Invasion and convergence

Apparently we’ll soon discover how completely converged the Methodists are:

Karen Oliveto clutched a friend’s hand, closed her eyes and wept when she learned last year she had been elected a bishop of the United Methodist Church. Oliveto, who is married to another woman, had become the denomination’s first openly gay bishop.

Within minutes, a formal complaint was filed challenging her election as contrary to the church ban on clergy who are “self-avowed practicing homosexuals” – a petition that the highest Methodist judicial authorities agreed to consider. On Tuesday, the court will take up the closely watched case, the latest flashpoint over LGBT rights in a denomination splintering over the Bible and homosexuality.

“It highlights very greatly that we are two different churches and that the real difference is whether or not we’re going to live by the covenant that we each have agreed to,” said the Rev. Rob Renfroe, who leads Good News, a caucus of evangelical Methodists that has lobbied to uphold current teaching. Said Oliveto, “I’m in deep prayer, reminding myself of what God has called me to do.”
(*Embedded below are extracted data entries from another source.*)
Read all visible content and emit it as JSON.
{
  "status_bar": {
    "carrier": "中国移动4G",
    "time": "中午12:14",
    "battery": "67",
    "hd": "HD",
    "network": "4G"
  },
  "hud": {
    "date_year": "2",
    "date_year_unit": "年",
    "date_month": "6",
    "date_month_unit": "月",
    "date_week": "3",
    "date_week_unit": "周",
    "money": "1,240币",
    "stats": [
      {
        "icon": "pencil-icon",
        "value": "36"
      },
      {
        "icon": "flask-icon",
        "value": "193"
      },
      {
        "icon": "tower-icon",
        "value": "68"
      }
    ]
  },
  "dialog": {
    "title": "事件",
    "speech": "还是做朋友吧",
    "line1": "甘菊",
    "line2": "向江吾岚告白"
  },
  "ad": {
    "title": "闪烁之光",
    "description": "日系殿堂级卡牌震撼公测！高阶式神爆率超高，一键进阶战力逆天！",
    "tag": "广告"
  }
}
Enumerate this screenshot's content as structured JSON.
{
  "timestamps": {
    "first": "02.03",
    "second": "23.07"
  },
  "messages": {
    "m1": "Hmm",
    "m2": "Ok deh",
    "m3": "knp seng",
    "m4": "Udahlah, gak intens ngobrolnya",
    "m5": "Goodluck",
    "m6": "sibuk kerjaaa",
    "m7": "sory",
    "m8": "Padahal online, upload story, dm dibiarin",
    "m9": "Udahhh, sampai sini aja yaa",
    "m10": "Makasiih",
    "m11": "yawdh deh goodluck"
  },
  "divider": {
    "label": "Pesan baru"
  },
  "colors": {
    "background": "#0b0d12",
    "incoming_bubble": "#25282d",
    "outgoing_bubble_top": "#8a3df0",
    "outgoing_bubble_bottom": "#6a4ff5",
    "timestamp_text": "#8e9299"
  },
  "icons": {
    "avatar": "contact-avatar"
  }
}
Oliveto, who is based in the Denver area, will attend the hearing in Newark, New Jersey, accompanied by fellow bishops from the church’s Western Jurisdiction, her wife, mother and childhood pastor. LGBT clergy and their supporters plan to pray outside and wear T-shirts listing the first names only of gay clergy who would risk losing their ministerial credentials by coming out.

The goal is to underscore the human cost of church policy, said the Rev. Lea Matthews of the LGBT advocacy group Methodists in New Directions. Prayer vigils are planned in the Methodist Mountain Sky Area region, which Oliveto leads, while others will join a prayer vigil online.

The court, or Judicial Council, is expected to issue a ruling a few days later.

The 12.8 million-member church, the third-largest in the U.S., was already in turmoil over same-sex relationships when Oliveto was elected. Methodists approved language in 1972 calling same-gender relationships “incompatible with Christian teaching.” The top church policy-making body, or General Conference, has upheld that policy ever since, even as LGBT rights gained acceptance and other mainline Protestants, including the Episcopal Church and the Presbyterian Church (U.S.A.), approved same-sex marriage. In recent years, the Methodists have seen their greatest growth overseas, especially in Africa, among more theologically conservative people, who have been standing with U.S. evangelical Methodists against recognizing same-gender relationships.

Deeply frustrated, Methodist LGBT advocates have stepped up pressure for new policies, holding same-sex weddings in defiance of church prohibitions and coming out as gay and lesbian from the pulpit. Conservatives responded by intensifying demands for church discipline over such actions. In one high-profile case, the Rev. Frank Schaefer was tried by a church court and defrocked for presiding at the wedding of his son to another man. Schaefer was later reinstated as a minister on an appeal of the ruling.

This really isn’t that hard. Any acceptance of same-sex relationships is sufficient to not only defrock a minister or a deacon, much less a bishop, but merits immediate expulsion from the church. Any so-called “Christian” church that embraces formalized sin, of any kind, is clearly nothing of the sort. This is not even remotely debatable.

Conservatives need to understand that the infiltrators are not seeking acceptance, and that they are not misguided, but they are there to destroy the organization from within. It’s not as if Christians weren’t warned of these “wolves in sheep’s clothing”, after all.

And furthermore, from a practical standpoint alone, it should be obvious that every single church that accepts female ministers, in direct contradiction to Scripture, has set itself on the wide and easy path that leads to worldly approval, declining attendance, societal irrelevance, and eventual destruction.

If those who wish to formally embrace everything from same-sex relationships to gluttony wish to set up their own organizations to pretend to worship the gods in whom they obviously don’t believe, there is nothing stopping them from doing so. So, ask yourself this: why is it so very important to them that they not only be permitted to join existing churches, but assume leadership of them and change their long-standing policies?